その光景が意味するのは、レイネ程の実力者の全身全霊の一撃をもってしてその程度だったという事だった。
だからレイネは、相手に攻撃が通った事への喜びよりも、その程度でしかなかった事に対する絶望が勝ったのだろう、慌ててレラジェと距離を取ろうとする。

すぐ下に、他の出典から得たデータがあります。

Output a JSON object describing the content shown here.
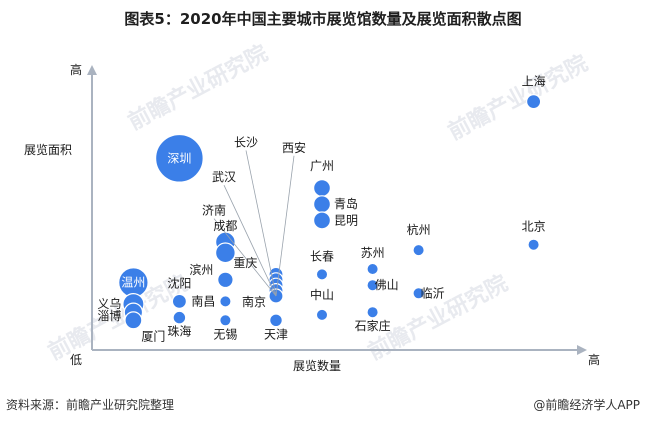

しかしレラジェは、そんなレイネの腕を掴んで離さない。
全力でレイネが離れようと抗うがビクともしない。
「この私に傷を負わせた事、誇っていいわよ」
「ふ、ふざけるなっ! 離せ!!」
「別にふざけてなんていないわよ。感心してるのよ?」
「ぐわぁあああ」
そう言って、握る力を強めるレラジェ。
その苦痛に、レイネは叫び声をあげる。
「レイネを放せぇえええ!!」
そんなレイネのピンチに、慌てて駆け寄ったオグニはレラジェに向けて全力で大剣を振り下ろす。
しかし、レラジェは逆の手に持つ鎌で簡単にその一撃を受け止めると、逆にオグニの身体をそのまま弾き飛ばす。
力に自信のあったオグニだが、女の片腕に力負けしただけでなく、そのうえ弾き飛ばされてしまったのだ。
その有り得ない状況に驚きながらも、成すすべなく弾き飛ばされるオグニは絶望する。
自身が負けただけならまだいい。
だが、目の前では最愛の相手の腕が掴まれ、今まさにやられようとしているのだ――。
それなのに、助ける事も出来ずただ無様に弾き飛ばされている自分に、これまで築き上げてきた己の全てが崩れ去る音がした……。
「離しなさい」
――しかしその時。
突然どこかからそんな声が聞えて来たかと思うと、レラジェ目がけて一閃する。
その攻撃を悟ったレラジェは、間一髪レイネの腕を離して避けていたが、不意をつかれた事もあり余裕はない様子だった。
「躱した? 驚いた」
「――何者かしら」
それはオグニにも、一体何が起きたのか分からなかった。
しかし、レラジェの前に突如として現れた少女のおかげで、間一髪レイネは助けられたのであった――。